Estate Planning

Make sure your money goes exactly where you want


What is estate planning?

Estate planning is about giving yourself proper control of your assets and ensuring that they go into the right hands at the right time after your death. If done correctly, it gives you the peace of mind of controlling the distribution of your wealth. Unfortunately, no one knows what the future holds and it is important that you plan your estate to ensure that the money and other wealth you have accumulated goes to the people you intended.

What is a Will?

A Will is a document that allows you to choose who should benefit from your estate. It is important to ensure that the Will is correctly drafted and it should take into account any relevant estate planning strategies.

Persons working for Goal Financial Services are not able to provide legal advice under Capstone’s Licence, however we will work closely with your solicitor or other personal legal representative.  

Why should I consider having a Will?

Proper estate planning can maximise the amount that is passed to your chosen beneficiaries – and to minimise how much goes to unintended creditors, other beneficiaries or even the ATO. To ensure that this happens in your case, it is important to carefully analyse your personal situation and have a valid Will drafted.

What if you don’t have a Will?

If you die without a Will, you are said to have died ‘intestate’. Where this happens, you have left no law instructions as to how you wish your estate to be distributed. The laws in each State and Territory in Australia operate to determine who will inherit assets from your estate. The general rule is that the estate will pass to the next of kin of the deceased such as your spouse and/or children.

Will my estate be taxed?

Although death duties have ceased to exist in Australia, capital gains tax (CGT) can have a similar effect unless you carefully plan in advance.
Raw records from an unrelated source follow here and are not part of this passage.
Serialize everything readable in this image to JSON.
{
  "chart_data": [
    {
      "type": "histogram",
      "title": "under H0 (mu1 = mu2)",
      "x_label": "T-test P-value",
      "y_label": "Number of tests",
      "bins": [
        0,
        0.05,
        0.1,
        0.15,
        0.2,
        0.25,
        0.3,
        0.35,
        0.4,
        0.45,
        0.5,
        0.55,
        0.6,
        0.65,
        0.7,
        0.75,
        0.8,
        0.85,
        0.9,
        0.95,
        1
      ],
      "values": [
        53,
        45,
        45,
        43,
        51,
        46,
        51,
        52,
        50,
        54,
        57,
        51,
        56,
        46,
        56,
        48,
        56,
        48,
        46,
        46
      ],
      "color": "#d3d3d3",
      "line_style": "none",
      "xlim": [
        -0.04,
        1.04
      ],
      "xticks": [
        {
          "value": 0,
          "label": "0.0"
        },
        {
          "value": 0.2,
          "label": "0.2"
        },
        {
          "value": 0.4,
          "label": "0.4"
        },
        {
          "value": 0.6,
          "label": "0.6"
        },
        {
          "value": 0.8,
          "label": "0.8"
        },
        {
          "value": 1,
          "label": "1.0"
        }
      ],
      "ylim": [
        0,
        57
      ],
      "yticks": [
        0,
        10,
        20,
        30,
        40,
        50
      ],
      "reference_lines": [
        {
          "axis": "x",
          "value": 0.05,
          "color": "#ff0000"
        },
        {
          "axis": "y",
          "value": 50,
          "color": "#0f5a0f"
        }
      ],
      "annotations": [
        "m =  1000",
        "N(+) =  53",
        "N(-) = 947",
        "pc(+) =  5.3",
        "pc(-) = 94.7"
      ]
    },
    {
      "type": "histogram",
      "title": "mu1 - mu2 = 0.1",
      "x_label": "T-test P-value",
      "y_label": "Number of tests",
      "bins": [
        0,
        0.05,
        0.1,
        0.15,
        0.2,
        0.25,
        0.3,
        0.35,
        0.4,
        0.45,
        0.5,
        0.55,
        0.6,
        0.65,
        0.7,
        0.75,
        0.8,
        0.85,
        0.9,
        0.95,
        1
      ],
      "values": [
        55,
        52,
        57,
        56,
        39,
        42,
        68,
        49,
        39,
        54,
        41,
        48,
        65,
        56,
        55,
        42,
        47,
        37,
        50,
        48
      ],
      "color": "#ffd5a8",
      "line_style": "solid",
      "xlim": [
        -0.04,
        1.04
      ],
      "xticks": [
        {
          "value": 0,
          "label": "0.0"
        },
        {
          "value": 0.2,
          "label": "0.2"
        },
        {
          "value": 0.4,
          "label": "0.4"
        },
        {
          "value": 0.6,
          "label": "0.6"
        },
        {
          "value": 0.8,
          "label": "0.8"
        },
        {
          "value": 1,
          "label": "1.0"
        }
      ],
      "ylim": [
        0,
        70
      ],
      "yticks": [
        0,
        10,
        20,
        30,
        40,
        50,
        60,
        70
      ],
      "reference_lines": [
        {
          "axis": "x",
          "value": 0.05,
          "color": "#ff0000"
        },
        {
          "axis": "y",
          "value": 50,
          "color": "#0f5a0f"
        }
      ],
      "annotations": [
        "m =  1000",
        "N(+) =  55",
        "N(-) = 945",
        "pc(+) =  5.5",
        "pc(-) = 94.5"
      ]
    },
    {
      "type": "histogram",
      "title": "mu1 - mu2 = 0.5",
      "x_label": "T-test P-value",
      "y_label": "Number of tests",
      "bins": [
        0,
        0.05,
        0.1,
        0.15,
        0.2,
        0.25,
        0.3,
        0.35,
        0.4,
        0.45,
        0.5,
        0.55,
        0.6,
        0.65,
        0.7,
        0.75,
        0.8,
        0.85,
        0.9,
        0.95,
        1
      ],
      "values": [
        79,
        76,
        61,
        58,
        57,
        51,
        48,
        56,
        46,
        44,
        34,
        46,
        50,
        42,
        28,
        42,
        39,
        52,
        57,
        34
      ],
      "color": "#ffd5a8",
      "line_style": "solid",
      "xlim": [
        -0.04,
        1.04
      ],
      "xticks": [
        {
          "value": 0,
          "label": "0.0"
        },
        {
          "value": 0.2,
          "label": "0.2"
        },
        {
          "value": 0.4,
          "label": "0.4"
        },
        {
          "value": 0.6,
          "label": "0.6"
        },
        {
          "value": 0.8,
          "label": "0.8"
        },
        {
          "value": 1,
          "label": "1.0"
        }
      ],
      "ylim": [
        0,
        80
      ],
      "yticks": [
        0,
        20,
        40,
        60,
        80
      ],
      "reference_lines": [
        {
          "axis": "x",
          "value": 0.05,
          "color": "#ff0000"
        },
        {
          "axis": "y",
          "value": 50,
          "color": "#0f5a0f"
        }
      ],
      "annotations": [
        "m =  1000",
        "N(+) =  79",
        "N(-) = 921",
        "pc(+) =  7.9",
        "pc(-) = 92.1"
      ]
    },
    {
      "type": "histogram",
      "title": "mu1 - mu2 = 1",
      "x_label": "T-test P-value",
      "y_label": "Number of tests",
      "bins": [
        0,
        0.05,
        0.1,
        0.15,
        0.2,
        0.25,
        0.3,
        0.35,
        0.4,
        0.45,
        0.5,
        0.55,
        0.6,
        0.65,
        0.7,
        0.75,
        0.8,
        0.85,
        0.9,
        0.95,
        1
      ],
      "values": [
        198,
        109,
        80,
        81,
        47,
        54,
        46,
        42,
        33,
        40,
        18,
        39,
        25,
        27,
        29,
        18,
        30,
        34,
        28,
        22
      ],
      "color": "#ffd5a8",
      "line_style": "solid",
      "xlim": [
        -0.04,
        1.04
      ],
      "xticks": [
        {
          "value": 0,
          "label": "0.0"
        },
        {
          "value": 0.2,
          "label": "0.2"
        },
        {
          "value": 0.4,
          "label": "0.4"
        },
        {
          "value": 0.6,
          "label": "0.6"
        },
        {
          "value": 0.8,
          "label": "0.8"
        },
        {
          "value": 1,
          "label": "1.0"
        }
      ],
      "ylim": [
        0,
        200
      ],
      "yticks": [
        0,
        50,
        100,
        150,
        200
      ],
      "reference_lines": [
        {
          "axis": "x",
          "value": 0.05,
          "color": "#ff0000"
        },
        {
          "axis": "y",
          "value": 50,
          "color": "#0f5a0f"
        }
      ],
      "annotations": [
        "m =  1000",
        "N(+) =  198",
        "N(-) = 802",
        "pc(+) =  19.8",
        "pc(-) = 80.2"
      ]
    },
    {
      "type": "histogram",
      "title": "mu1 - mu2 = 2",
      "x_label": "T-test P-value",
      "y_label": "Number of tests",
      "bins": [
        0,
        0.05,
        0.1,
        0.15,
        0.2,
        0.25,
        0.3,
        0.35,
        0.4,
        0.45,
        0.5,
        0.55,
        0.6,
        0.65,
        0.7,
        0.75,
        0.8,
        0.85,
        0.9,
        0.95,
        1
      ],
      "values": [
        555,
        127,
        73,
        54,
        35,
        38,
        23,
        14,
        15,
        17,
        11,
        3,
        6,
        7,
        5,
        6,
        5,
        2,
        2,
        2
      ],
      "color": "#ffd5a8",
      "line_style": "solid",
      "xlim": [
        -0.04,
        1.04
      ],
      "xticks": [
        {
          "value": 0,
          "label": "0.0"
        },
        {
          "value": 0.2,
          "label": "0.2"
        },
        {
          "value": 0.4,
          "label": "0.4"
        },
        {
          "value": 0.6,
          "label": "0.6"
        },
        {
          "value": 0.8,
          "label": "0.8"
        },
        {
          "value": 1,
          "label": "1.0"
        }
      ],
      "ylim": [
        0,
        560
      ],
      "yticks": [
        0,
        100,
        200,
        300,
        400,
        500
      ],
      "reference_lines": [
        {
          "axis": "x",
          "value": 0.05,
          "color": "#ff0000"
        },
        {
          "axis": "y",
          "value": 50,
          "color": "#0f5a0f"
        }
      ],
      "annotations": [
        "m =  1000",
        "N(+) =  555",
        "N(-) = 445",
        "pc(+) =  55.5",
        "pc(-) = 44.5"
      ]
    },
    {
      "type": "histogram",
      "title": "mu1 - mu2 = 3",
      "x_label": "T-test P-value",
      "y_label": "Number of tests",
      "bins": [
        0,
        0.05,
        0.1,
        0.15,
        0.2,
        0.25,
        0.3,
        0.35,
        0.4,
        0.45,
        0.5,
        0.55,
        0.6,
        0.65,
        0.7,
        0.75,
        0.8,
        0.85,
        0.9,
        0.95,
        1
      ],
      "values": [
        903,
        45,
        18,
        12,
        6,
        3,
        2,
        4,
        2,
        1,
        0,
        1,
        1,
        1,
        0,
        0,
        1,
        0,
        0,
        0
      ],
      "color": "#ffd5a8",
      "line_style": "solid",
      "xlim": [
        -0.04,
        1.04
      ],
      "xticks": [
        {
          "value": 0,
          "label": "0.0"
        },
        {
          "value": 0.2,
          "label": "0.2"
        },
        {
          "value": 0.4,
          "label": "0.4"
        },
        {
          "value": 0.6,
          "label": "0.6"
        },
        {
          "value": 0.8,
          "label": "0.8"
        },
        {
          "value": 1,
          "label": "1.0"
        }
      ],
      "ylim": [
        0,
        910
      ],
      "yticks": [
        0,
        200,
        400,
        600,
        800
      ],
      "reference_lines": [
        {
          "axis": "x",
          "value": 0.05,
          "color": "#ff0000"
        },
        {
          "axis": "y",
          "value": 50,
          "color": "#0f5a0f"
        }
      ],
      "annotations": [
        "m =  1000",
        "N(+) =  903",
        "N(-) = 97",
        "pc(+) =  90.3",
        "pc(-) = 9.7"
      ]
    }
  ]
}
What is a Power of Attorney?

 A Power of Attorney is a legal document appointing a person or organisation to act on your behalf. By appointing an attorney, you grant them the authority to make decisions for you, sign documents and generally act in your best interests. For example, your attorney could buy and sell shares for you, manage your finances and pay your bills. This person’s appointment becomes invalid if you lose the capacity to make decisions for yourself.  

You could also elect to establish an Enduring Power of Attorney, where you appoint a person to make financial and legal decisions for you if you lose the capacity to make your own decisions.

What is an Enduring Guardianship?

Where the enduring Power of Attorney allows someone to make financial and legal decisions for you, an Enduring Guardian is allowed to make personal and lifestyle decisions for you. You can nominate what ‘functions’ your guardian can make decisions for you in the document.

What is a Testamentary Trust? 

Another powerful estate planning tool is a Testamentary Trust. A Testamentary Trust can best be thought of as a trust that is created by your Will after your death to hold assets in trust for your beneficiaries.

It can also protect beneficiaries from the possible loss of inherited assets through divorce or bankruptcy.